Il Piatto di Nazca è una vasta pianura in Perù, famosa per i suoi giganteschi geoglifi che raffigurano animali, piante, figure umane e forme geometriche. Sono stati creati tra il 500 a.C. e il 500 d.C. dalla civiltà Nazca.
Caratteristiche dei disegni:
Alcune figure raggiungono i 300 m di lunghezza, mentre linee semplici si estendono per decine di chilometri.
Le immagini più famose: colibrì, scimmia, ragno, lucertola, balena e uomo.
I geoglifi sono visibili principalmente dall'aria, quindi il loro scopo e il modo in cui sono stati creati sono rimasti a lungo un mistero.

Scopo e teoria dell'origine:
Gli scienziati ipotizzano che i disegni avessero un significato rituale e astronomico, forse legato al culto degli dei dell'acqua e della fertilità.
Alcuni geoglifi coincidono con la posizione del sole e delle costellazioni, suggerendo funzioni calendari o astronomiche.
La tecnica di creazione è semplice: lo strato superiore di ghiaia rossa veniva rimosso, rivelando la terra chiara, che non era coperta di sabbia grazie al clima secco.
L'Altopiano di Nazca è stato inserito nella lista dei patrimoni dell'umanità dell'UNESCO dal 1994.

Ricercatori e scienziati avanzano diverse versioni principali sui disegni dell'Altopiano di Nazca e sul loro scopo.
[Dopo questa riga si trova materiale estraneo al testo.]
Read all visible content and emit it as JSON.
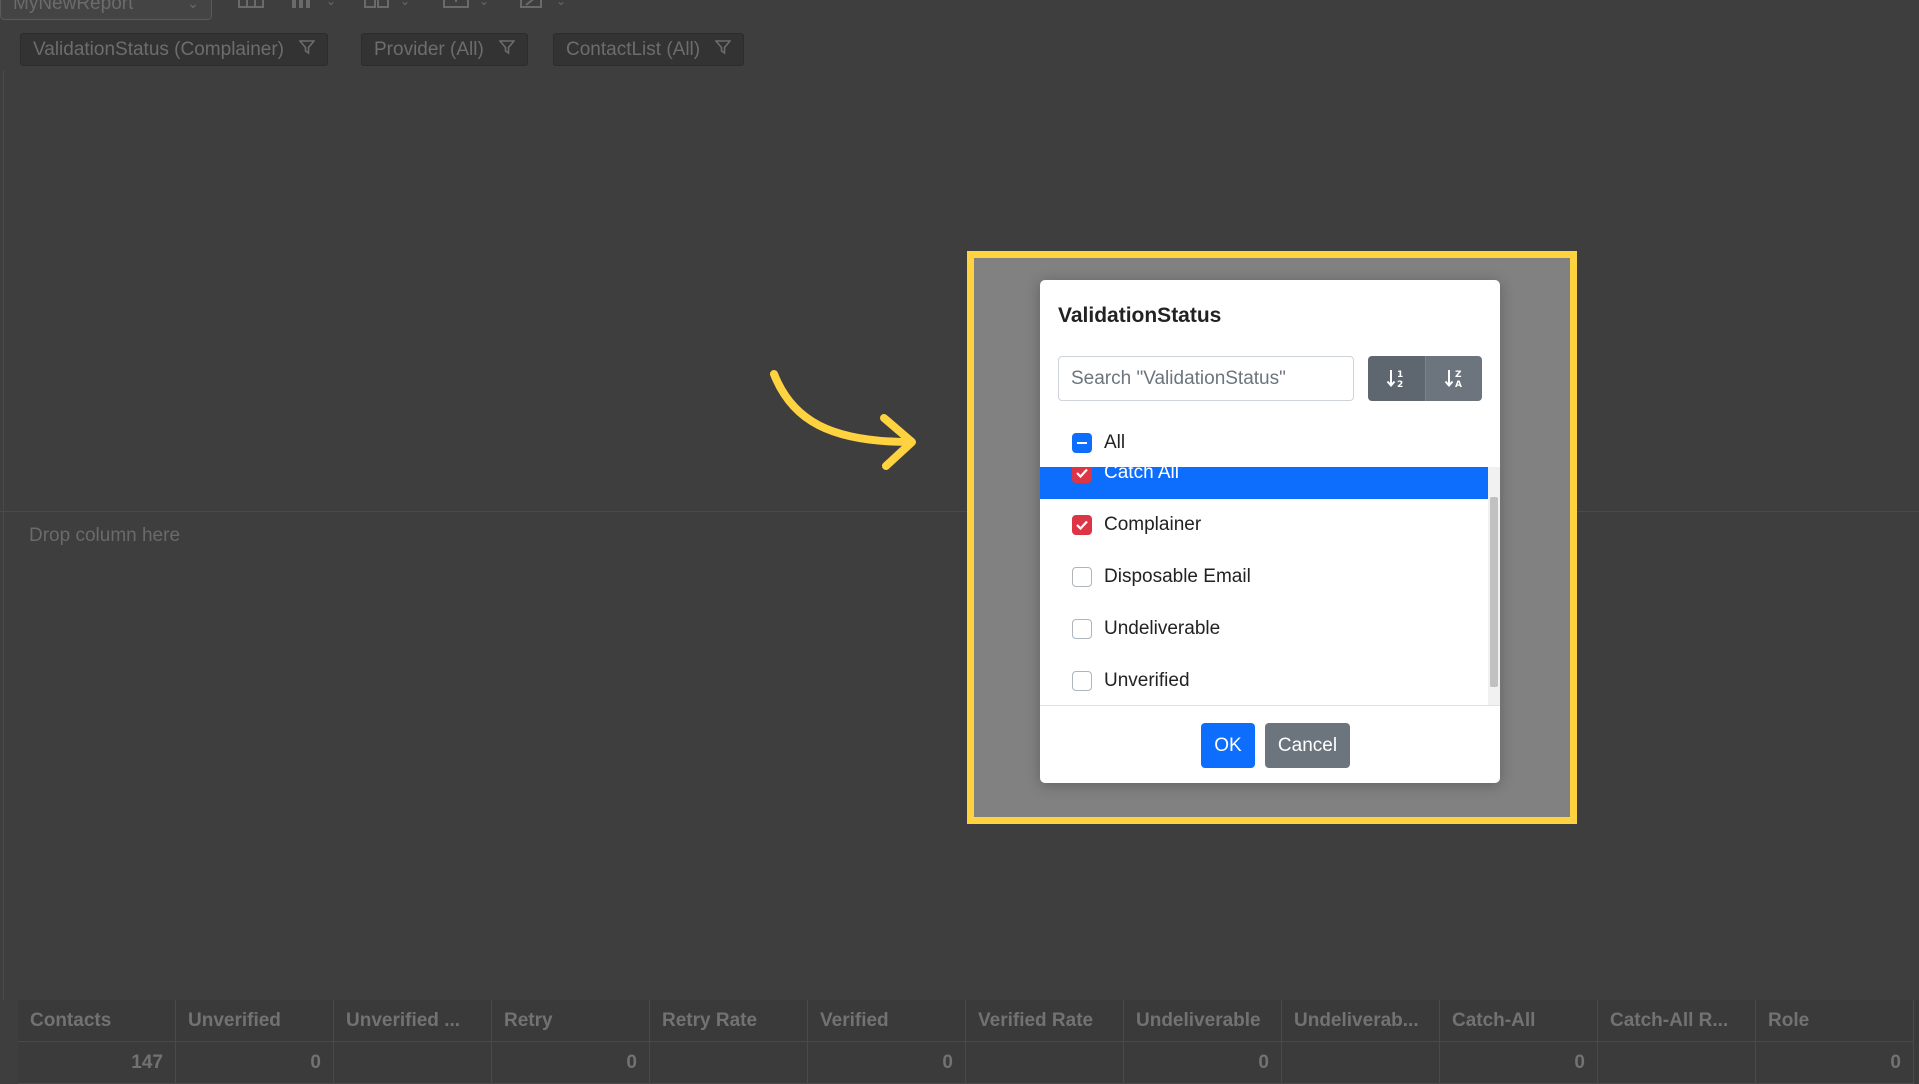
{
  "report": {
    "name": "MyNewReport",
    "toolbar_icons": [
      "table-icon",
      "chart-icon",
      "layout-icon",
      "export-icon",
      "edit-icon"
    ]
  },
  "filters": [
    {
      "label": "ValidationStatus (Complainer)"
    },
    {
      "label": "Provider (All)"
    },
    {
      "label": "ContactList (All)"
    }
  ],
  "drop_zone": {
    "label": "Drop column here"
  },
  "grid": {
    "columns": [
      "Contacts",
      "Unverified",
      "Unverified ...",
      "Retry",
      "Retry Rate",
      "Verified",
      "Verified Rate",
      "Undeliverable",
      "Undeliverab...",
      "Catch-All",
      "Catch-All R...",
      "Role"
    ],
    "values": [
      "147",
      "0",
      "",
      "0",
      "",
      "0",
      "",
      "0",
      "",
      "0",
      "",
      "0"
    ]
  },
  "modal": {
    "title": "ValidationStatus",
    "search_placeholder": "Search \"ValidationStatus\"",
    "sort_asc_icon": "sort-ascending-icon",
    "sort_desc_icon": "sort-descending-icon",
    "all_label": "All",
    "options": [
      {
        "label": "Catch All",
        "checked": true,
        "selected": true
      },
      {
        "label": "Complainer",
        "checked": true,
        "selected": false
      },
      {
        "label": "Disposable Email",
        "checked": false,
        "selected": false
      },
      {
        "label": "Undeliverable",
        "checked": false,
        "selected": false
      },
      {
        "label": "Unverified",
        "checked": false,
        "selected": false
      }
    ],
    "ok_label": "OK",
    "cancel_label": "Cancel"
  },
  "colors": {
    "highlight": "#ffd23f",
    "primary": "#0d6efd",
    "checked": "#dc3545",
    "secondary": "#6c757d"
  }
}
Ecco le loro principali conclusioni:
1. Funzione religioso-rituale:
Molti ritengono che i geoglifi fossero legati ai culti dell'acqua e della fertilità, poiché Nazca si trovava in una zona secca, dove l'acqua era una risorsa preziosa.
Le linee potevano essere sentieri rituali lungo i quali si svolgevano processioni durante cerimonie destinate a richiamare la pioggia o il raccolto.
2. Teoria astronomica:
Il ricercatore Mariano Reynaldo e altri suggeriscono che le linee e i geoglifi potrebbero riflettere la posizione del sole, della luna e di alcune costellazioni, fungendo da una sorta di calendario per la semina e il raccolto.
Una parte delle linee è orientata ai solstizi invernali ed estivi.

3. Funzione socio-politica o comunicativa:
Le linee potrebbero essere state vie di segnalazione tra diversi insediamenti.
I geoglifi sono visibili dall'alto, quindi presumibilmente potevano trasmettere messaggi agli dei o ad altre comunità.
4. Teoria degli 'osservatori volanti':
Alcuni ricercatori alternativi credono che i disegni fossero destinati a essere scoperti dall'aria, forse per gli dei o per 'esseri celesti'.
Questa versione è poco supportata dalla comunità accademica, poiché è più semplice spiegare le linee come enormi simboli terrestri che potevano essere osservati anche dalle colline.

Tecnica di creazione:
I geoglifi sono stati creati rimuovendo lo strato superiore di ghiaia rossa, rivelando l'argilla chiara sottostante.
Grazie al clima secco del deserto di Nazca, le linee si conservano per migliaia di anni senza deteriorarsi.
Conclusione degli scienziati:
La maggior parte delle ricerche moderne tende a ritenere che i geoglifi avessero uno scopo combinato: rituale, simbolico e, forse, astronomico.
Mostrano un alto livello di organizzazione della società Nazca, ingegneristica e artistica.